The worst “free choice” system has been introduced in Stockholm, where all earlier extra resources to compensate the primary care centres in low income areas have been abolished at the same time as the GPs are compensated almost only according to visits. This has led to a “more accessible” health care – increasing short visits for the healthy and reducing resources for old people with many diseases. It has also led to an increase of social inequality in the access of health care.

A year ago the free choice system in primary care was turned into a law forcing all counties to introduce some variant of it. This law is said to be unique in Western Europe – obviously there are many countries with a lot of private GPs but it is not so common that the authorities give public funding to private care givers without any control over where they choose to establish!

Since 2008 new “reforms” of sickness benefits have been introduced, reducing the number of days on sick leave according to fixed dates. At the same time the possibility of getting a disability pension has been drastically reduced, leading to many tragic cases, where for instance people with cancer have to stop treatment because the national insurance authorities demand that they start working part time. An especially vicious effect that has caused the concern of the trade unions is that jobs have become less secure. Normally (at least in theory) you cannot sack a person without cause and especially not for being ill, but with the new rules the employer basically has to wait 180 days – if the person cannot go back to his own employer he has to look for any work on the national labour market after that date.

Resistance

Resistance against the development has been too weak. The staffs in the health services are split on many trade unions. The unions of the doctors and nurses have traditionally been pro-privatization. The union of the auxiliary nurses, porters, mental health workers as well as of the workers employed in the care of the eldery – the biggest union in Sweden – has been ambivalent to privatization at best.
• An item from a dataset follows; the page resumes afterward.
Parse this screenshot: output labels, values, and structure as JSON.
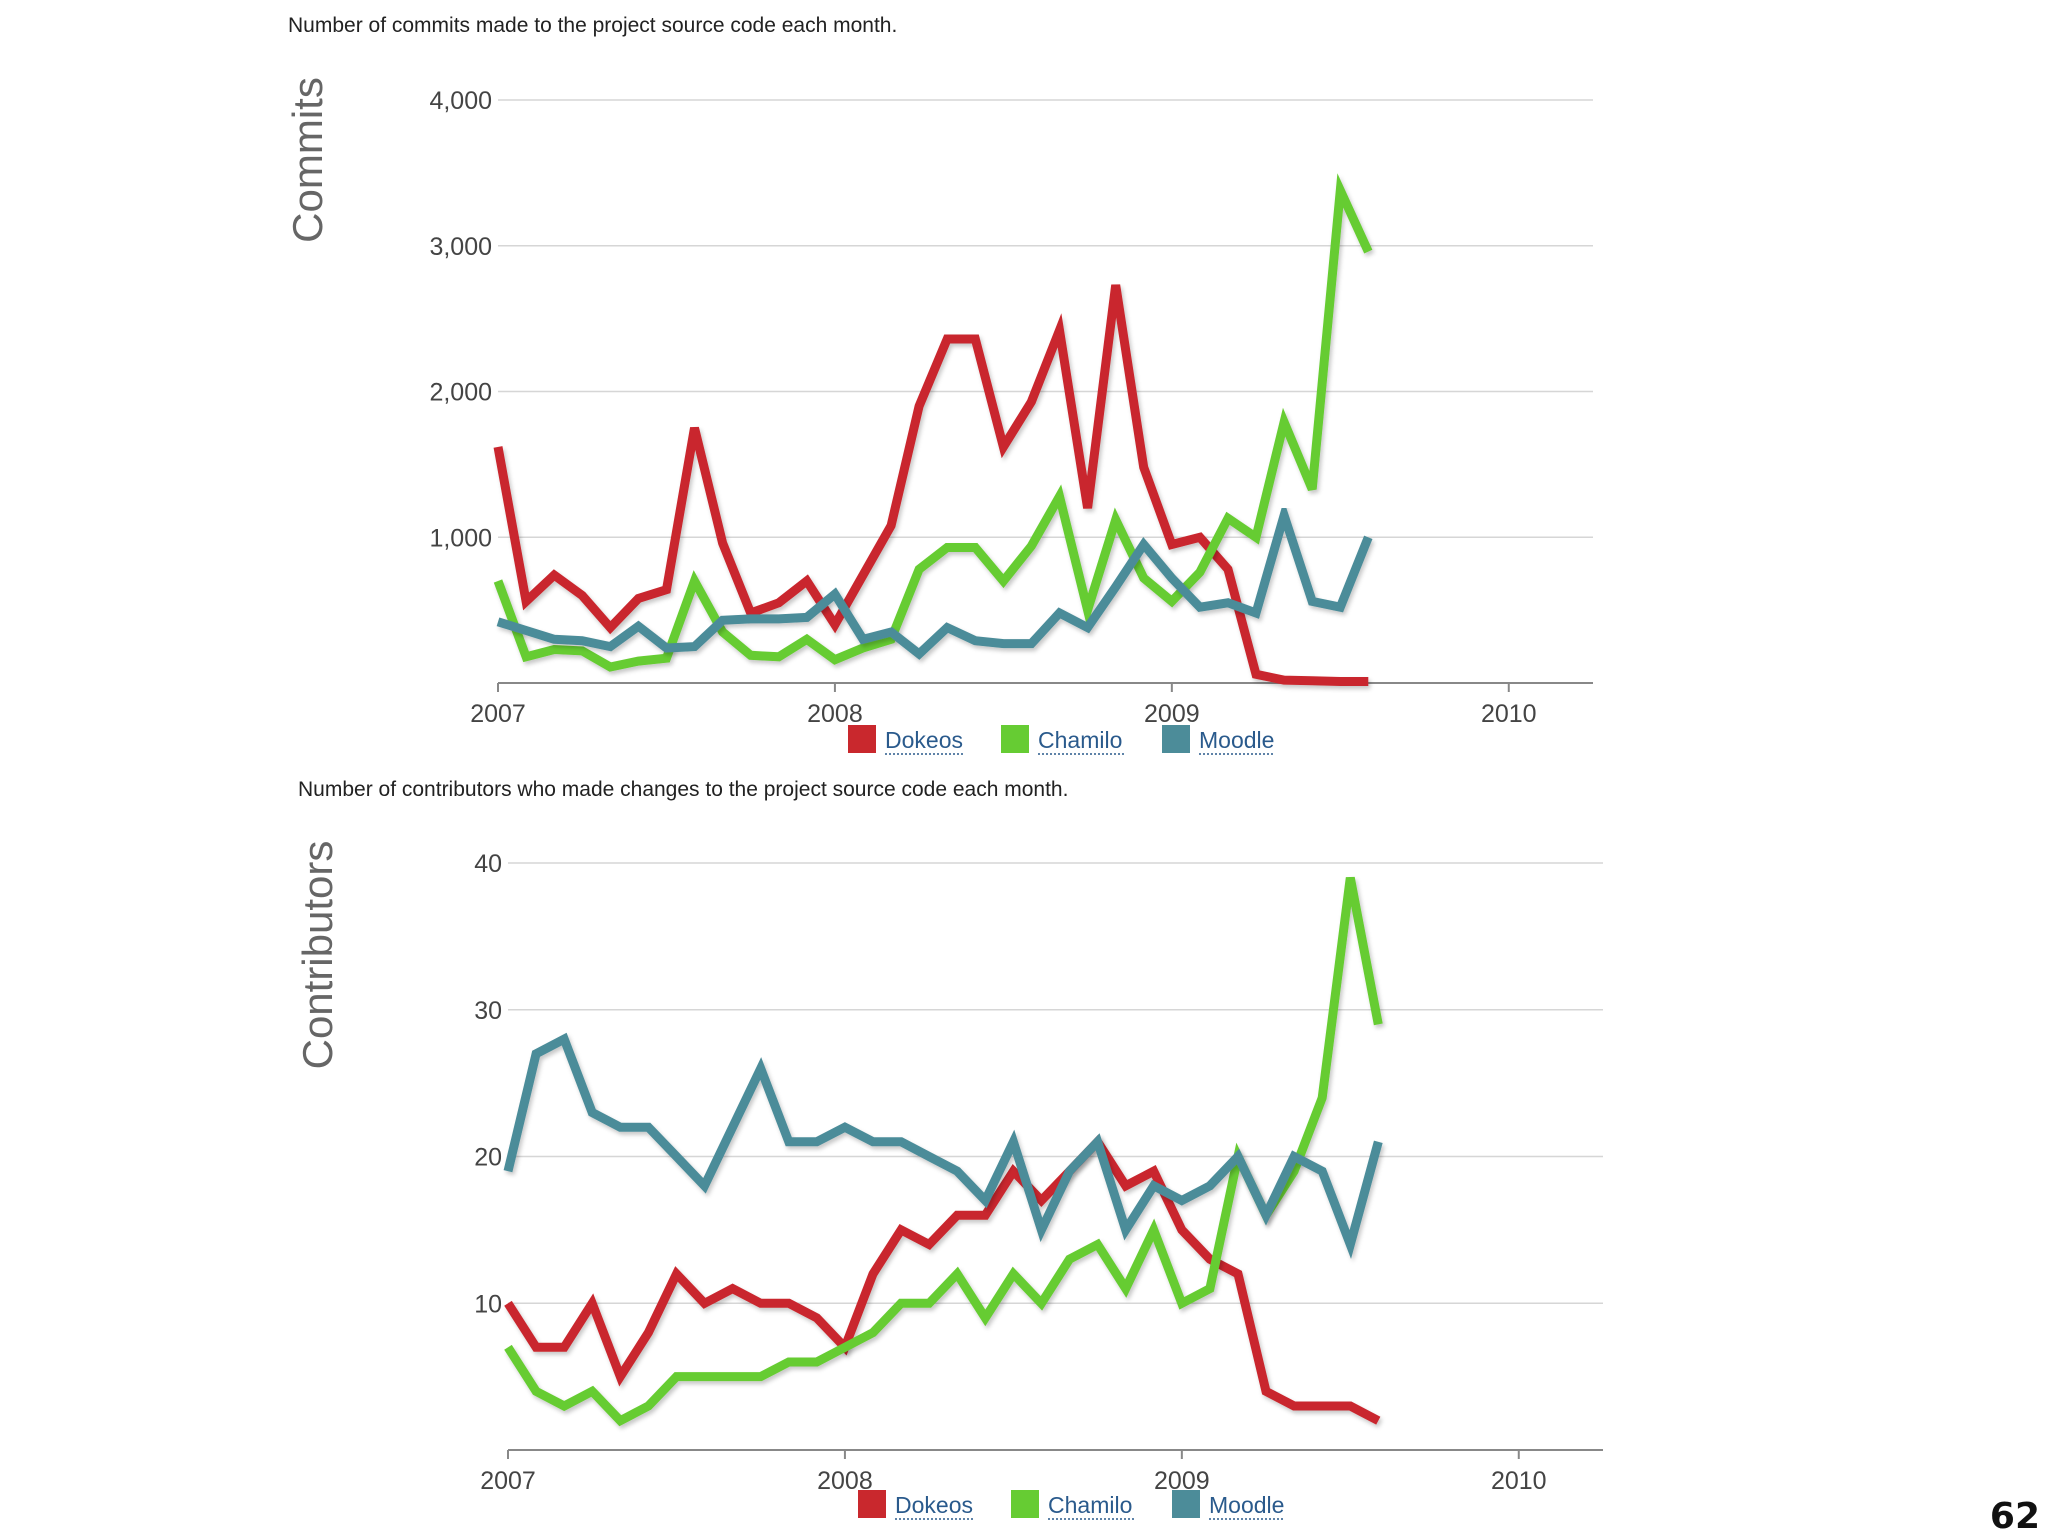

There have been local struggles against cuts, especially against the closure of one hospital, one maternity ward, one health centre at the time, but normally there has been no continuation. There have been only a few local campaigns against privatization.

The Network for Common Welfare was formed in 2005 with an idea of bringing people together from different campaigns (not only on health issues), to be a memory and continuity, to strenghten propaganda and opinion building. It brings together local welfare activists, ecologists, anti-globalization activists (Attac) and some trade unions and is mainly active in the bigger cities. The state-employed workers’ union has been active from the start. In the last few years contacts with the municipal workers’ and the nurses’ union have increased, as well as contacts with users’ organizations and progressive scientists. The Stockholm TUC as a whole has developed a more radical stance than the TUC nationally, formulating a welfare platform.

In the last few months we have seen a broader mobilization against the reforms of the sickness benefits, bringing together of a broad range of forces including all churches. The government has only promised minor changes to the system, and the protests will certainly continue.